I wonder if, in this
case, the terrorist might give American Christians too much credit.
The Canadian organization International Christian Response has produced an online quiz that
tests basic knowledge about Christian persecution that can be taken here.
I took it, and I failed it.
The
truth of the matter is that many persecuted Christians feel isolated and alone,
and I fear that as long as the persecution is happening “over there” then many of
us are fairly content to say a quick prayer and move on with other daily
distractions.
In
a report produced by The Guardian
earlier this week, the bishop emeritus of Peshawar, Mano Rumalshah, stated
bluntly:
"It's
not safe for Christians in this country…Everyone is ignoring the growing danger
to Christians in Muslim-majority countries. The European countries don't give a
damn about us."
Christians
are called to be a people who are so intricately connected to one another that
the metaphor of a single body is the most apt image used to describe it. As
such, when one part of it - a hand, a foot, a leg, an eye - is wounded, the
whole body ceases to function properly. It doesn’t try to ignore it, and
instead it caters to it, it compensates for it, it helps it to heal so that the
body can return as quickly as possible to functioning in holistic harmony.
Eugene
Peterson captures the essence of Paul’s words to the Corinthians well when he
writes in The Message “If one part hurts, every other part is
involved in the hurt, and in the healing”

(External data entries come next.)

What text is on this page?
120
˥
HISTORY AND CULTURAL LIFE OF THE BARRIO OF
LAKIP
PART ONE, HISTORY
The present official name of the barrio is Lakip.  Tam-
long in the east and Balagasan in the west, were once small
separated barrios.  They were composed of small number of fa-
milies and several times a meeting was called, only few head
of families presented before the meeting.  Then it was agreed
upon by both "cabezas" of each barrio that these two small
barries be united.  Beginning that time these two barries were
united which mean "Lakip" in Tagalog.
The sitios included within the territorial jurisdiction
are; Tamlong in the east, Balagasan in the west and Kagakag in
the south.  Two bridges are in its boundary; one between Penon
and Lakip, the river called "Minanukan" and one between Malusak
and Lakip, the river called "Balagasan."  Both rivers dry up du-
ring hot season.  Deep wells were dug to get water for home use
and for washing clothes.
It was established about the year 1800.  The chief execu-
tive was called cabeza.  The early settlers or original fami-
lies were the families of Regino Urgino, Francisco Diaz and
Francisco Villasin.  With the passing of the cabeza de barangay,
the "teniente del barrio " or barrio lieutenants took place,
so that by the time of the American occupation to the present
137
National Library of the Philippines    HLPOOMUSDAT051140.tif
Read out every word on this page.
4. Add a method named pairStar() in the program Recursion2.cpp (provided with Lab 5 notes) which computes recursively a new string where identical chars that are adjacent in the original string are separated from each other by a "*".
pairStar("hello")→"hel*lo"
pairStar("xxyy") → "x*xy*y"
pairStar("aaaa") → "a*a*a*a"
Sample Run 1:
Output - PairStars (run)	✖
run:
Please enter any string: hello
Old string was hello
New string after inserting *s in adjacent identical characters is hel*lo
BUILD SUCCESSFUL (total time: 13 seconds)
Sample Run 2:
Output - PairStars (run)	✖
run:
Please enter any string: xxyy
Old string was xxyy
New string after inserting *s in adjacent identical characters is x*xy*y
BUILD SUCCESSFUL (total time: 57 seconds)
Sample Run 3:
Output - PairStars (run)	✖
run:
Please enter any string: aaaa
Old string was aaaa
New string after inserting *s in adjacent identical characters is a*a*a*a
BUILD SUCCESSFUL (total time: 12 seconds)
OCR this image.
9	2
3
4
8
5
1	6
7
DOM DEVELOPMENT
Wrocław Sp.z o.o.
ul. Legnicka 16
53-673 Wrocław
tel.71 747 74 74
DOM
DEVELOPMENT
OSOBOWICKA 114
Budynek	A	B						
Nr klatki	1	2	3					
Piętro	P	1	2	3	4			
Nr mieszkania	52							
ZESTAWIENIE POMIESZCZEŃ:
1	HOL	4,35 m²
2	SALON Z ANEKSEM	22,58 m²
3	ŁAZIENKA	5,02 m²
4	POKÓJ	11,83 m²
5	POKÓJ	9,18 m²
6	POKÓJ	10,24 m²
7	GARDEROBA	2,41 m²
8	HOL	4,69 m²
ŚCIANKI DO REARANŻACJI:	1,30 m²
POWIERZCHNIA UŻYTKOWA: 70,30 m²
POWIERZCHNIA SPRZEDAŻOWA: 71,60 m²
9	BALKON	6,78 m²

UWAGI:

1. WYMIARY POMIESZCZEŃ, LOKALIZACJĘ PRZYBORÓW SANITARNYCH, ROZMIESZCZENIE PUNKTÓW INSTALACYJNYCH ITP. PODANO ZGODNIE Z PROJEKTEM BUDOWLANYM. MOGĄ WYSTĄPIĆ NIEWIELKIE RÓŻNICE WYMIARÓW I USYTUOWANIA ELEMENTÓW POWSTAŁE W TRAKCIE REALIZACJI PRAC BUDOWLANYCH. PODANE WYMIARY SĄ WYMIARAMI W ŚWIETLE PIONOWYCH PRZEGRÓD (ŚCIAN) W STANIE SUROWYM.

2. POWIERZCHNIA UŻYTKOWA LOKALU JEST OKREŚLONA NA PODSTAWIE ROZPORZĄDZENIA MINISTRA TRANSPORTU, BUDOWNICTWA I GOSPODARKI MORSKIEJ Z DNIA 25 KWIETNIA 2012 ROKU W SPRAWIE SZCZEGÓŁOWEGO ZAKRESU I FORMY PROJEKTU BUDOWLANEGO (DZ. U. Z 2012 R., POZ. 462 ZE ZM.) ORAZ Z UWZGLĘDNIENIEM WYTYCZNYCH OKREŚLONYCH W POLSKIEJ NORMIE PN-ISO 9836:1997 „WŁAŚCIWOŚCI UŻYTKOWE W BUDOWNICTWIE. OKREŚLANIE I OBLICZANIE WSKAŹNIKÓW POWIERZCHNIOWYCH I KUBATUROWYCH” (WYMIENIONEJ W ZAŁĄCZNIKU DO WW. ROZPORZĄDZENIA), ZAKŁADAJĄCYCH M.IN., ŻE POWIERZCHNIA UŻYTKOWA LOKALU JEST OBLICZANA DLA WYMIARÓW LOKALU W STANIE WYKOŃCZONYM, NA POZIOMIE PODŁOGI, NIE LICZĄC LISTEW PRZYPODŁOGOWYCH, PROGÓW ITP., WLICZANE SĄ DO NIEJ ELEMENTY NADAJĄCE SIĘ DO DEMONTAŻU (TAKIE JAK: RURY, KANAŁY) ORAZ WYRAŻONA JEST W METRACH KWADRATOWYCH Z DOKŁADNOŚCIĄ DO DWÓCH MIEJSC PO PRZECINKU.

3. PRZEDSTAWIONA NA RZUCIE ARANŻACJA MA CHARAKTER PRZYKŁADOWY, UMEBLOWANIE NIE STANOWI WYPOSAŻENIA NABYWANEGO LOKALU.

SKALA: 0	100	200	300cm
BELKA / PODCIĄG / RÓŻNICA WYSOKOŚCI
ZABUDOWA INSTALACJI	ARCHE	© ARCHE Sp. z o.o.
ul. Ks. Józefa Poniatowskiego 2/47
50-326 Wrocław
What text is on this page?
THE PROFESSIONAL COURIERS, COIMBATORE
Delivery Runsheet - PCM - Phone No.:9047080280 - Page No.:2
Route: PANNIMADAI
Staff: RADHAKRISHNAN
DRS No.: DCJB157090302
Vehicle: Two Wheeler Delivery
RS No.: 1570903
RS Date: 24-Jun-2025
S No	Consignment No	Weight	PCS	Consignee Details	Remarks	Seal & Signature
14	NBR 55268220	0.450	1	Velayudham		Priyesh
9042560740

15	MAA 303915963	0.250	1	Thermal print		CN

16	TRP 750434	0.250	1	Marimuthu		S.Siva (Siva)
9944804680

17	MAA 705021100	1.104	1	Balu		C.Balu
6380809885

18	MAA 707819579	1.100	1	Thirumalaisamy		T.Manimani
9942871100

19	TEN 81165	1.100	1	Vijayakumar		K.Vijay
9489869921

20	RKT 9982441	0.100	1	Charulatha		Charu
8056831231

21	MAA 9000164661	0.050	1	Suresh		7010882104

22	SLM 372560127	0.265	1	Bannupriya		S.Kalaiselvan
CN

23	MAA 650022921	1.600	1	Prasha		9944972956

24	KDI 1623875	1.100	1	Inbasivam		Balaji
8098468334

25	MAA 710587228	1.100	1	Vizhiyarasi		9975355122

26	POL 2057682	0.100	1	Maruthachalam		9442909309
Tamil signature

(1 Cor. 12:26 emphasis added).
We not only take
part in empathetic prayer and support for those that are being persecuted, but
also their healing. This means a commitment on our part of engaging our
legislators, officials and leaders who can fight on the global stage to ensure
that our brothers and sisters can worship Christ without the fear of being
murdered.
After all, if we
are called to love our neighbors as ourselves, we might ask how we might want
to be treated by our brothers and sisters around the world if it was a church
in New York that was bombed instead of one in Pakistan. Would you care more about
Christian persecution if you were the one being persecuted? And how might it
leave you feeling if a terrorist attacked your small group meeting, or your
child’s youth group, or if gunman charged your pastors pulpit this Sunday and
kidnapped your wife, and the response of the world seemed eerily silent. Would
you still believe you were an essential part of a body or just a less desirable
part that the rest of the body has learned to live without?